Therein lies the inherent flaw with the Paleo Diet - it's near impossible to tell what our ancestors ate that far back, or even if it's even relevant.
Depending on who you choose to believe, we were either all out there hunting mammoths and wooly rhinos and living off what was basically BBQ food, or we were eating lots of fruits and grains. Then adding to this, there is a school of though that suggests genetic variance happens very slowly and we are physically the same as we were 100,000 years ago.
What we do know is that in the period roughly between 10,000BC and 6,000BC, we definitely started cultivating the staples - wheat, barley, rice etc.
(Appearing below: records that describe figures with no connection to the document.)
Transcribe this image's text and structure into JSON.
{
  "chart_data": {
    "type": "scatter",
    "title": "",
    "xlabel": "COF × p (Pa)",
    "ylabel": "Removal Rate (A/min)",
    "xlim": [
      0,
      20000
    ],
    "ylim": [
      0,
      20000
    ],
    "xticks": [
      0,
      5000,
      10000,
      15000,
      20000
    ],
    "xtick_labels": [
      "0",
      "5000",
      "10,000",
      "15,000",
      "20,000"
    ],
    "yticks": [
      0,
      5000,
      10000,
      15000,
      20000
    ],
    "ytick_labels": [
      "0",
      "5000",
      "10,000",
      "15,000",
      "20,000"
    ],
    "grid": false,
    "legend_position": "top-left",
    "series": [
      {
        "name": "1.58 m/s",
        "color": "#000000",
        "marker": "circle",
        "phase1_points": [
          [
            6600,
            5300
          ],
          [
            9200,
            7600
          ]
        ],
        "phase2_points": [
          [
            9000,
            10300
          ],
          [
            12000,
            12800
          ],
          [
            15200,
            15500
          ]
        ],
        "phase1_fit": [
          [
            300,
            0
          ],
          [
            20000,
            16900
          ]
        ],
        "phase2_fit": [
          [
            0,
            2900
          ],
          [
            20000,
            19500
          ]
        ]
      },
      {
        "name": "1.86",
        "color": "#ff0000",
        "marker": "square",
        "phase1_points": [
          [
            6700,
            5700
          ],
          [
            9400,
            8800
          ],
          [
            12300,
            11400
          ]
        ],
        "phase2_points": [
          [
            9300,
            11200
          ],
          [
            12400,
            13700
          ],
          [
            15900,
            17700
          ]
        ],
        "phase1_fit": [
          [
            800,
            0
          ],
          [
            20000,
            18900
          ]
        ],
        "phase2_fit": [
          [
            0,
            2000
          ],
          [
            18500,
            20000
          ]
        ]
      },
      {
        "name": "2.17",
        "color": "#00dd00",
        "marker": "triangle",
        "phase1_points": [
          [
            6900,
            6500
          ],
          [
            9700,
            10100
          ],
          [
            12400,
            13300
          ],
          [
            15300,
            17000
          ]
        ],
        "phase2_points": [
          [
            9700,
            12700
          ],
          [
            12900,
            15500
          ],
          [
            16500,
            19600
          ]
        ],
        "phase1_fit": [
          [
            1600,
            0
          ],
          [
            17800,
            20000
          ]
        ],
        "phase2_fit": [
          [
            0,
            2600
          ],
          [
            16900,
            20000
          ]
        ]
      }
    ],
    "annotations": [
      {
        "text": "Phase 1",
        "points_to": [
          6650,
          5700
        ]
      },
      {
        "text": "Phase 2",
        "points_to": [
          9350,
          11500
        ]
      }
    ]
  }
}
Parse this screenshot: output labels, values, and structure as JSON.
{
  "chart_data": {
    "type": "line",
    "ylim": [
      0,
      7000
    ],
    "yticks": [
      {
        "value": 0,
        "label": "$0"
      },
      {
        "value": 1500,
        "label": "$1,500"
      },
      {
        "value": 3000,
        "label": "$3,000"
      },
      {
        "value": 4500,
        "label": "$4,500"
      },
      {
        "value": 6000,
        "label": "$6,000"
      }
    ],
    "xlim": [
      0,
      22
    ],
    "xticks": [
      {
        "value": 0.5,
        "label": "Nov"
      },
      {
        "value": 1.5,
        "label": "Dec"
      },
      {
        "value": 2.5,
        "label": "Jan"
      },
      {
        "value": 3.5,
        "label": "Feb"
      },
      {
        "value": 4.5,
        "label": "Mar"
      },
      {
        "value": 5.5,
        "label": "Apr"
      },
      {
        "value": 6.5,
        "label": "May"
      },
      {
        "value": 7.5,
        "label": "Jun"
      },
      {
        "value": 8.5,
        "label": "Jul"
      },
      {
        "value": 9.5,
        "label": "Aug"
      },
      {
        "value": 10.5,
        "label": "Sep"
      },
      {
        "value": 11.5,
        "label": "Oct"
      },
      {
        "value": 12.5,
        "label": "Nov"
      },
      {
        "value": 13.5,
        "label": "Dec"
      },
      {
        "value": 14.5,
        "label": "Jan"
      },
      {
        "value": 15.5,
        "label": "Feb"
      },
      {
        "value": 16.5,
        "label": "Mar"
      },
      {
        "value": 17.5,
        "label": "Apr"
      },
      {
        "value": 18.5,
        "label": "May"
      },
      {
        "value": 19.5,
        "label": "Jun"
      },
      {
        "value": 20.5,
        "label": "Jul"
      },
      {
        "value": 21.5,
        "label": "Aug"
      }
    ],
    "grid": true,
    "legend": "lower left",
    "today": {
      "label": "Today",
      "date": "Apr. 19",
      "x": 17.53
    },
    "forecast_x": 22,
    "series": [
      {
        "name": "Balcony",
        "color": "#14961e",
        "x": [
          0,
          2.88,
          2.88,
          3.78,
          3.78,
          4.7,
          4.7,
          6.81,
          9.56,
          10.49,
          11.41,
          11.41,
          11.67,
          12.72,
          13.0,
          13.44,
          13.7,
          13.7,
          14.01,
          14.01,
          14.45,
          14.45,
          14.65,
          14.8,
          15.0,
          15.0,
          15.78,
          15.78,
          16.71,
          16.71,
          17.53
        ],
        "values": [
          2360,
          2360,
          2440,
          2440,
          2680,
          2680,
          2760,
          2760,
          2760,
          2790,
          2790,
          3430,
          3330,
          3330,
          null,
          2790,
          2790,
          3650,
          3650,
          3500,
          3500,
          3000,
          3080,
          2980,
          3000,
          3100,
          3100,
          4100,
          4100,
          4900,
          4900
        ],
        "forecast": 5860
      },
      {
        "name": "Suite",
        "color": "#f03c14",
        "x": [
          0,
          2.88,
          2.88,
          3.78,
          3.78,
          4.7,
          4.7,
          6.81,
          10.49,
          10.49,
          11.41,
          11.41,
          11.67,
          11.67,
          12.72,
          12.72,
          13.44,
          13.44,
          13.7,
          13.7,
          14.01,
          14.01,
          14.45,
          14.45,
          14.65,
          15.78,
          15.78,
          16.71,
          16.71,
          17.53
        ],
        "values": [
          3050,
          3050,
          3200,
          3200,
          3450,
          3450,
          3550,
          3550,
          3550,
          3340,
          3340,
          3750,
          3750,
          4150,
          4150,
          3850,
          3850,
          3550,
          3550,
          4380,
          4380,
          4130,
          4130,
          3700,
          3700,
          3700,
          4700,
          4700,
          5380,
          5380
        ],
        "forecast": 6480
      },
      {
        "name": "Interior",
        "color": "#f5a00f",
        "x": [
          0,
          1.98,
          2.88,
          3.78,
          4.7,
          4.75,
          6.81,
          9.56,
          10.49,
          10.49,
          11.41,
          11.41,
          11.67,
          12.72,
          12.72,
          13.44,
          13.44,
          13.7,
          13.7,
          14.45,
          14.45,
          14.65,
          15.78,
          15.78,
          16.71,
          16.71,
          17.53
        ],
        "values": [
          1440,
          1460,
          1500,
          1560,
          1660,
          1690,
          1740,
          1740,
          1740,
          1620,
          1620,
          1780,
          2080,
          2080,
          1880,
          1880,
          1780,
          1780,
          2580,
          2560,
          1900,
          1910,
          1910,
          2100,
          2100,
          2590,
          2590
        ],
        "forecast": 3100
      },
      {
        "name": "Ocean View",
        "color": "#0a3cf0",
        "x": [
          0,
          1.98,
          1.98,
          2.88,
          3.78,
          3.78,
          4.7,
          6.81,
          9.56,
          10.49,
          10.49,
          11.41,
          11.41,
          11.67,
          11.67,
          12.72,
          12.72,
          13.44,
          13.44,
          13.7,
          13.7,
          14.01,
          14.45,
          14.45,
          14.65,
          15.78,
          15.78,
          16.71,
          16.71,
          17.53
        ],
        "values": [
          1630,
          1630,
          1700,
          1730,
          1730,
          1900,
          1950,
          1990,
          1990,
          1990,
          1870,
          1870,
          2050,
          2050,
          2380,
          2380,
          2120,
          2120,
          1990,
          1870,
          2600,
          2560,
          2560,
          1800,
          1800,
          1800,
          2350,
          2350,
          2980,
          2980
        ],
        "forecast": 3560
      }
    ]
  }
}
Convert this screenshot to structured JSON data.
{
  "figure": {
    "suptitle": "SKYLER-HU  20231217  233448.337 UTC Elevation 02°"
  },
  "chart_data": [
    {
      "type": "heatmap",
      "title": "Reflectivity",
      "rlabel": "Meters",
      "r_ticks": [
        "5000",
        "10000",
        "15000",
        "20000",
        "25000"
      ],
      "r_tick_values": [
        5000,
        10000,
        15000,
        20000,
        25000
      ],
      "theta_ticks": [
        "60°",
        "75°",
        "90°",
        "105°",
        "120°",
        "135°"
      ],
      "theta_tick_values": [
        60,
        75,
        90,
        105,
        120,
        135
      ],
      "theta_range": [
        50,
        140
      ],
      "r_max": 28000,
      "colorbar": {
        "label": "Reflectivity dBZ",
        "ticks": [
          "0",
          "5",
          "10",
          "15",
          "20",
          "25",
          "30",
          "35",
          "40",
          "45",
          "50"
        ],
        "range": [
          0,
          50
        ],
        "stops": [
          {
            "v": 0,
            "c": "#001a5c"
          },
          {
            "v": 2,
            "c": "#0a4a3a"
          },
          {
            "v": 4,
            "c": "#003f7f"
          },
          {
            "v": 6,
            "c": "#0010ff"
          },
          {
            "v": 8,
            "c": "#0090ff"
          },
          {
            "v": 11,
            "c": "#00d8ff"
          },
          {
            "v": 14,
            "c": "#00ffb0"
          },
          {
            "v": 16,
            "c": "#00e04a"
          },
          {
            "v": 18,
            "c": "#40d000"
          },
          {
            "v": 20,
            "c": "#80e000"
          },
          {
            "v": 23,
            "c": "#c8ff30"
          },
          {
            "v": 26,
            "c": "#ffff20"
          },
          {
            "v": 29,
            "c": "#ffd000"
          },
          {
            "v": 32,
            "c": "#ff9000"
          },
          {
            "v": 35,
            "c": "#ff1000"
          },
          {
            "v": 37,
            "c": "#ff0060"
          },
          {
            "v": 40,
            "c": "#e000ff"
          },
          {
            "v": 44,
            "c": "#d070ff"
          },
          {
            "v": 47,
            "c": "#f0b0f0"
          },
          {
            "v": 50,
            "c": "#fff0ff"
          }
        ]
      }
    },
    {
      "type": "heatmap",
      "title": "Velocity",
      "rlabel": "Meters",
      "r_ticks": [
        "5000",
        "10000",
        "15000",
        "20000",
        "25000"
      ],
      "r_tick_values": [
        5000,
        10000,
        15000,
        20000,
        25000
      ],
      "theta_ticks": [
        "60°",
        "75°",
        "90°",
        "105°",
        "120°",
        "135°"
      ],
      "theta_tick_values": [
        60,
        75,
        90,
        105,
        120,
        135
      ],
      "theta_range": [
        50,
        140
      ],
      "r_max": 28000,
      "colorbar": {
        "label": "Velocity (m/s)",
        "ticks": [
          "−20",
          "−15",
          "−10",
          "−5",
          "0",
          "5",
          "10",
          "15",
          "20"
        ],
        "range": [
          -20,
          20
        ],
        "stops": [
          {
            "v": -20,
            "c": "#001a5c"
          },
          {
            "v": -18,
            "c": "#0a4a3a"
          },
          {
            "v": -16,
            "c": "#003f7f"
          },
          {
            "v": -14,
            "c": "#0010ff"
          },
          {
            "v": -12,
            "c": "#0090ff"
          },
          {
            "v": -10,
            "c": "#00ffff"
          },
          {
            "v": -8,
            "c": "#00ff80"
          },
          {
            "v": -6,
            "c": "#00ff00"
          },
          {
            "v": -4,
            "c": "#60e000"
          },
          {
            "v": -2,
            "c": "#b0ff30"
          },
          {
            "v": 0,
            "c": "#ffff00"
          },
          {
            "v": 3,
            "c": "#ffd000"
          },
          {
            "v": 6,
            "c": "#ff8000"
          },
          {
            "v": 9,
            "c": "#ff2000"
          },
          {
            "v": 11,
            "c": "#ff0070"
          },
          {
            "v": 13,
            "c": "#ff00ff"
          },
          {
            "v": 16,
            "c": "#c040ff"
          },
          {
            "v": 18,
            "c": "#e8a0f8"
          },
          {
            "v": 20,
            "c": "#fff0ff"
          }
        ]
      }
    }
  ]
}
We also know that populations can diverge very quickly and that advantageous mutations also happen quickly. The common example to cite here is alcohol. Historically, if you were European, your water intake would come from an alcoholic drink as the alcohol removed toxins from the water. If you were east Asian, your water intake would come boiled water, which also obviously has the toxins removed.
As a result, it is well documented that a substantial chunk of the East Asian population do not process alcohol in the same way that Europeans do, leading to a phenomena called Asian Flush (or more properly, alcohol flush reaction). The obvious conclusion is European populations had a selection pressure which meant those who could process booze well would survive. Asian populations didn't have the same selection pressure and so the gene sequence required is less widespread.
Don't worry, all this is leading somewhere....
...similarly, once people started eating grains (whenever that was), almost certainly those who had the gene to produce amylase were the most successful in surviving. The fact we produce amylase should be evidence enough that people have eaten carbs for millennia and even if the 'original' humans didn't, that's irrelevant. The point is, we can. As a side note, the fact that if you put starch in your mouth it near instantly turns into sugar should be something to think about for people with diabetes.
None of this, however, changes the basic biological fact. There is absolutely nothing in a carbohydrate that cannot be obtained from another food source. Carbohydrates are literally just energy and nothing else. Yes, certain carbohydrate sources will have vitamins in them but interestingly, the bulk carbs (bread, rice, potatoes) offer next to no nutritional value beyond energy - certainly when you compare them to say, broccoli or beans.
Therefore provided a person's diet contains all the vitamins they need and the energy they need, I would imagine they could safely not eat carbohydrate and suffer no ill effects as a result. How practical this is, is another matter.
If we want to get really philosophical about this, carbs are why we have civilisation. Carbs are an energy dense food source, which means you don't have to go out hunting all the time to find a rabbit to eat. If you've got a secure food supply that gives you all the energy you need, you have more freedom to do other things. And that's when people start doing things like putting a big rock on top of some round logs and giving it a push, and finding out what happens when you squidge some clay together and leave it in the fire for a bit.
So in that roundabout way, eat however many carbs works for you. For some it's none. For some it's plenty. You don't need them, but you don't necessarily need to cut them out either.